Once the file has opened in excel or libreoffice calc, sort the rows as per the logFC value. This is the log of Fold change and it is the value we are interested in. “P.Value” should stay below 0.05. A logFC of 1 signifies the doubling of expression. We selected the genes with logFC > 1.5 and p <0.05.
The selected genes were further analyzed in Cytoscape version 3.6. We used the Bisogenet plugin available in the App manager in Cytoscape to download the Protein-protein interactions of the selected genes.
Paste the names of the genes (from gene.symbol column) in to the “input identifiers” box. Select the organism and map for both genes and proteins. Unselect the microRNA silencing interactions from the Data settings tab. Click “Submit”. Bisogenet populates the main cytoscape window with the interactions of the input genes.
Click the CLTR key and select the isolated nodes (genes are the nodes) which are lying alone or are connected to just one another gene. Press delete to remove these nodes from further analysis. Default Bisogenet settings selects up to 1 neighbour of the input nodes so that even genes not entered initially may be a part of the network.
Once the network has been generated, remove duplicated edges and self loops.
Edit > Remove Self loopsEdit >Remove Duplicated edges
We may now analyze this network by:
Tools > Network Analyzer > Network Analysis > Analyze network
Generate styles for this network by using the calculated Betweenness centrality.

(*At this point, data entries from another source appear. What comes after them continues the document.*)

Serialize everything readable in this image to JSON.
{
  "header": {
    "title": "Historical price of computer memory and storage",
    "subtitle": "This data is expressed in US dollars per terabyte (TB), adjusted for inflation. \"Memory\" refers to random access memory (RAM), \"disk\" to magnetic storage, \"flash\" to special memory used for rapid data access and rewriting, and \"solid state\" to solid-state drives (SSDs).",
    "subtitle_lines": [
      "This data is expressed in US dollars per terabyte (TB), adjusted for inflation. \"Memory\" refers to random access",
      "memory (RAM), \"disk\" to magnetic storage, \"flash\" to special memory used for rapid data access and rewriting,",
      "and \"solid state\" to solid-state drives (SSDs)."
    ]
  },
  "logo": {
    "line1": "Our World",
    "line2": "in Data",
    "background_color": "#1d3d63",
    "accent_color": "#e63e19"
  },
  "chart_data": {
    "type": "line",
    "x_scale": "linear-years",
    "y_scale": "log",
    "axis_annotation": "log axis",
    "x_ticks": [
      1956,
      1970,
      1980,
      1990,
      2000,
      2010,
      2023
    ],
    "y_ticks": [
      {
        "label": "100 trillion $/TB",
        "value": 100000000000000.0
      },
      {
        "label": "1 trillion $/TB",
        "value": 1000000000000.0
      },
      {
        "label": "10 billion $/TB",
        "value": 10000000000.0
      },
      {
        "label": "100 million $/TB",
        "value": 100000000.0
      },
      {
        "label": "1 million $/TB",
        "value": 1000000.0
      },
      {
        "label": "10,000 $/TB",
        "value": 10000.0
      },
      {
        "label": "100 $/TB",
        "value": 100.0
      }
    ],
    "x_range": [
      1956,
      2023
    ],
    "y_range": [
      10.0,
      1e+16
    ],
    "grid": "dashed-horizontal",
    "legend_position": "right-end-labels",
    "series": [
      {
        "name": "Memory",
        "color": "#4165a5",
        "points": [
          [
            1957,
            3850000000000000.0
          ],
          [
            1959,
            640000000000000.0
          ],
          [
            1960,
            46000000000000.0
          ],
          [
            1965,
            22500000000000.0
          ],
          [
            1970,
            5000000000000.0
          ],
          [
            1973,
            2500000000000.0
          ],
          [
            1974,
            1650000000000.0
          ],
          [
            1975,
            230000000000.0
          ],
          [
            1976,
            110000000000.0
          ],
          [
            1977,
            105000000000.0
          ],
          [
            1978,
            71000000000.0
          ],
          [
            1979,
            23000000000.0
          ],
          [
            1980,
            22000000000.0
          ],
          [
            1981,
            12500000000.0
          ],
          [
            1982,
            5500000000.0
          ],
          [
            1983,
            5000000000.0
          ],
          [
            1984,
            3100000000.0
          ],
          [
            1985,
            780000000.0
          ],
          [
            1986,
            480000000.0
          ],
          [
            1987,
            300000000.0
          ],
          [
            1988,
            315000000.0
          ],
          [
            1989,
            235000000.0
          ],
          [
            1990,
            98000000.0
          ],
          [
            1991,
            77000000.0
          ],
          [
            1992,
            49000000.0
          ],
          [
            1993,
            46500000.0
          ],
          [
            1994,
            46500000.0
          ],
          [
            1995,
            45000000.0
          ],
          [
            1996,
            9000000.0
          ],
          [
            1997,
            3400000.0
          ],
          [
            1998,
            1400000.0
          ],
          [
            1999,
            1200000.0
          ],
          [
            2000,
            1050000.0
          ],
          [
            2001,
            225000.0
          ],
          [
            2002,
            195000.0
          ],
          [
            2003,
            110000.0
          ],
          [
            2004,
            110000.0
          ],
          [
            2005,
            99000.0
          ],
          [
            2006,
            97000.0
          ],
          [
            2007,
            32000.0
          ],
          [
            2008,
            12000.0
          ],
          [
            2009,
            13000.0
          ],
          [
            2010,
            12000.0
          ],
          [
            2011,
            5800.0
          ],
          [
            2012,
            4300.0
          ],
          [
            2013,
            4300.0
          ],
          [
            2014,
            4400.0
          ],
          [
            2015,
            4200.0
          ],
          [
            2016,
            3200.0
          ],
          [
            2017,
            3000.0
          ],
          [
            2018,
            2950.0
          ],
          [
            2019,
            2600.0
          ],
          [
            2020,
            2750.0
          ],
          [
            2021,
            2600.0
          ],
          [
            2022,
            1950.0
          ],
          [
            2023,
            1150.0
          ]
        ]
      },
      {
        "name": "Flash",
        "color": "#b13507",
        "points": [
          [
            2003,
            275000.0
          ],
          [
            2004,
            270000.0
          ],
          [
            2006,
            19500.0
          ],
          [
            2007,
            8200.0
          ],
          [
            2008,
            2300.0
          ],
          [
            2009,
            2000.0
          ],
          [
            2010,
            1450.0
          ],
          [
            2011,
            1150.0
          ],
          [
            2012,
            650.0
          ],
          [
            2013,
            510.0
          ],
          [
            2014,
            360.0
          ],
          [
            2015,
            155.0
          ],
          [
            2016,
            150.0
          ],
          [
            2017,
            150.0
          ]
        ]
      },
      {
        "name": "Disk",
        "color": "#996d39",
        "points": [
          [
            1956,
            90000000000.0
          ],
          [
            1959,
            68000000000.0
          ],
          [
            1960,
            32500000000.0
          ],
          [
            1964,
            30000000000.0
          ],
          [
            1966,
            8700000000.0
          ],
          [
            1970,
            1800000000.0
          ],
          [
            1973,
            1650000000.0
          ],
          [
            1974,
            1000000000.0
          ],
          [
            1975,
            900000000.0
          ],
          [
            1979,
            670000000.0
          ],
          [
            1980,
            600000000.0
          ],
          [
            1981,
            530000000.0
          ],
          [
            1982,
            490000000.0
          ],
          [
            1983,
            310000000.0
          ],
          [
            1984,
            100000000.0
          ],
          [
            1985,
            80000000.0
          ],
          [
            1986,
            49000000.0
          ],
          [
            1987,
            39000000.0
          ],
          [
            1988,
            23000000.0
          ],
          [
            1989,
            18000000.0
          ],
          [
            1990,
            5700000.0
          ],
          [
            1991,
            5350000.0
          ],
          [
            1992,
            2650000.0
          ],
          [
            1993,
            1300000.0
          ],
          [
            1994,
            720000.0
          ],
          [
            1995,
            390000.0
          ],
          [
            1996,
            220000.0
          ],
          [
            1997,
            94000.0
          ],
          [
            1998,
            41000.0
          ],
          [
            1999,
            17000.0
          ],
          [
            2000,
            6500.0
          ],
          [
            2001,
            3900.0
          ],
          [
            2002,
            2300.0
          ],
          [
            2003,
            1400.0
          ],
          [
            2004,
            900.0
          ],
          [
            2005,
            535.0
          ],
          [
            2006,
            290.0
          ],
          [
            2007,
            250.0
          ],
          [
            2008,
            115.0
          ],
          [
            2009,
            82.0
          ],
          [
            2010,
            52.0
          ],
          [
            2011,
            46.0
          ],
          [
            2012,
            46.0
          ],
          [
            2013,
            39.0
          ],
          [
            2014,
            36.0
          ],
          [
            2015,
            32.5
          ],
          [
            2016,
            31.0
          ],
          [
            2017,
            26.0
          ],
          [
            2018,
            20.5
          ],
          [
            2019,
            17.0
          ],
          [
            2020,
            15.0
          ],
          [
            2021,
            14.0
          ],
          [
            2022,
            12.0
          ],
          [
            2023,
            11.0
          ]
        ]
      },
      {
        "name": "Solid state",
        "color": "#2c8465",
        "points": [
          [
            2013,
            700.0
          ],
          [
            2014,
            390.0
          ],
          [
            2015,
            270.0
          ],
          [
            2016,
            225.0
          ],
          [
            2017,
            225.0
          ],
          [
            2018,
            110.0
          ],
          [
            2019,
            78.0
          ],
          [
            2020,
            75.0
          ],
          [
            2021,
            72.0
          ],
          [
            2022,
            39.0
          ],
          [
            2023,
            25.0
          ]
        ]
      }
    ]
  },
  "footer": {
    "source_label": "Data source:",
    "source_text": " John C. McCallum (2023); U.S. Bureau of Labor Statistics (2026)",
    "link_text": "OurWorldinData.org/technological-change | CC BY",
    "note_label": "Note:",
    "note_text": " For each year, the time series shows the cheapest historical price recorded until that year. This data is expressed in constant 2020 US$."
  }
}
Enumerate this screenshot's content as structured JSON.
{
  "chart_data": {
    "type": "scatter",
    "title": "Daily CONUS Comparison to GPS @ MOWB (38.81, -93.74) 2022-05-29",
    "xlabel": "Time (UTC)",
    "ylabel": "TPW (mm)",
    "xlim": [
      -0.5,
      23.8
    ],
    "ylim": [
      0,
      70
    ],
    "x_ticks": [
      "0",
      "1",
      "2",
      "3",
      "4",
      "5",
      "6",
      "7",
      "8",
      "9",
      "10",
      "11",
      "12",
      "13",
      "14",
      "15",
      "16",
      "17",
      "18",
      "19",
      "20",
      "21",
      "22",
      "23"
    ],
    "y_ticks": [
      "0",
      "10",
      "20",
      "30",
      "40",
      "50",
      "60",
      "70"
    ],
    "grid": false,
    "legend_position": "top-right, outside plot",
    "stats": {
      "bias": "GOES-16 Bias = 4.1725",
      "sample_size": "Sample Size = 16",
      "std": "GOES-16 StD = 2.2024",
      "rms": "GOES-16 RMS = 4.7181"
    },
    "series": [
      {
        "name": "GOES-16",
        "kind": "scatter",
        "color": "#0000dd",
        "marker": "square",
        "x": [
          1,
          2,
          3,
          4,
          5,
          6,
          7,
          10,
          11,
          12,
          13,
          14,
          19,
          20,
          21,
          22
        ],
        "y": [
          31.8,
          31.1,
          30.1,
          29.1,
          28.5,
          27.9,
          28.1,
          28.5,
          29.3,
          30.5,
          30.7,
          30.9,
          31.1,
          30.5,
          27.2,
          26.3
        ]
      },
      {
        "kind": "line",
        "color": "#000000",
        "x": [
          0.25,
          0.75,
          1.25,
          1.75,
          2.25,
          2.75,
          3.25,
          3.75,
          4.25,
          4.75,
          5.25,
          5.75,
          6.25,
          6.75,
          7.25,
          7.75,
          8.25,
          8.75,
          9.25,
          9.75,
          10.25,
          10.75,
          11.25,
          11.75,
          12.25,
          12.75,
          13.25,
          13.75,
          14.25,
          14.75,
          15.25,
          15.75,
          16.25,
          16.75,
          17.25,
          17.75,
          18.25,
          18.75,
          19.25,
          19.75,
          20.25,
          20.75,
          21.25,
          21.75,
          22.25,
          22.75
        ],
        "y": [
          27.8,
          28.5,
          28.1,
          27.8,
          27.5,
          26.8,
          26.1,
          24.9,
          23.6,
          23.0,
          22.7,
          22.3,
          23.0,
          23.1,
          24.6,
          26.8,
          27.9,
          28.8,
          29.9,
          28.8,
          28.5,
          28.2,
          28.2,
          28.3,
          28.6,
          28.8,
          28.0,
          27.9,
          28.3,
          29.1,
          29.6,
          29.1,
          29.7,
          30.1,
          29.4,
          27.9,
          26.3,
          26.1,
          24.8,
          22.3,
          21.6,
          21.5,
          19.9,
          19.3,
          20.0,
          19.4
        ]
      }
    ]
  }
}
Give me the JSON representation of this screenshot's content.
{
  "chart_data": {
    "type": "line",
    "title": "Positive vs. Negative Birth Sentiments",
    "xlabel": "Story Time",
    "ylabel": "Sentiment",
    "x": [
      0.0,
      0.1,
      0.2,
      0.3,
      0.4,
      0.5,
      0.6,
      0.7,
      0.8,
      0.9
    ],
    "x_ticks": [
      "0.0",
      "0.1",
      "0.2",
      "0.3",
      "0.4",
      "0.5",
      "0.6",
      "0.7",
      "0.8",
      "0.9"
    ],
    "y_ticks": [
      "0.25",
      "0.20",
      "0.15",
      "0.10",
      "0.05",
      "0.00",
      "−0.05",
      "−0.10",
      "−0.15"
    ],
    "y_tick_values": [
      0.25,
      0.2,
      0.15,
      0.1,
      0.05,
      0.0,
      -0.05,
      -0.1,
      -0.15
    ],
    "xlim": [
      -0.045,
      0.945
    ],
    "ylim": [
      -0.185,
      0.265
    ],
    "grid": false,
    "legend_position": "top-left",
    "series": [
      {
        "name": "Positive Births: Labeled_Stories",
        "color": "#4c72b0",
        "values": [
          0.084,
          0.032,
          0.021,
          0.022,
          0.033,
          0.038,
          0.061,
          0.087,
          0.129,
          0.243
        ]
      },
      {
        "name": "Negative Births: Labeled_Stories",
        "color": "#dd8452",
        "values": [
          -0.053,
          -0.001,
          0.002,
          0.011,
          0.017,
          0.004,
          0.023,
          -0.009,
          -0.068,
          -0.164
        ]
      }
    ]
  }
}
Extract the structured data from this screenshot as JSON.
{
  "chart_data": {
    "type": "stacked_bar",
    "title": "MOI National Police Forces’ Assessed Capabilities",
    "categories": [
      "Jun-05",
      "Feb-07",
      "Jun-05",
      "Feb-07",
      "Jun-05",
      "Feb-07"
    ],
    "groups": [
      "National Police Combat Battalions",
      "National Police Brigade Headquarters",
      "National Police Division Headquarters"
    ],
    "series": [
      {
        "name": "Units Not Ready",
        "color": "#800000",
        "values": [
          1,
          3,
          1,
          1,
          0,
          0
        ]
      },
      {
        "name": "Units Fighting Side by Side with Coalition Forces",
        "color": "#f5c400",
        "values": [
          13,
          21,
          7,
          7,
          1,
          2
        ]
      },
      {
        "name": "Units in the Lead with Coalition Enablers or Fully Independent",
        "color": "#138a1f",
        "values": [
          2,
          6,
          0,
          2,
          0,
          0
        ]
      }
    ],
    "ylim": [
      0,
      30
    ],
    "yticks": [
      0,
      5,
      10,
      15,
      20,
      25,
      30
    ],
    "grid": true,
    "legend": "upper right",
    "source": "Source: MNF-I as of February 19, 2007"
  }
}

Tools > Network Analyzer > Network Analysis > Generate style from Network
Select “Map Node Size to” and “Node Color to” Betweenness centrality in the dropdown menu.
We will get the following graphics. Selecting any node in the window brings it up in the table menu.
From among the genes with high Betweenness Centrality, we may select genes which may be potential drug targets. The gene druggability may be checked from this site.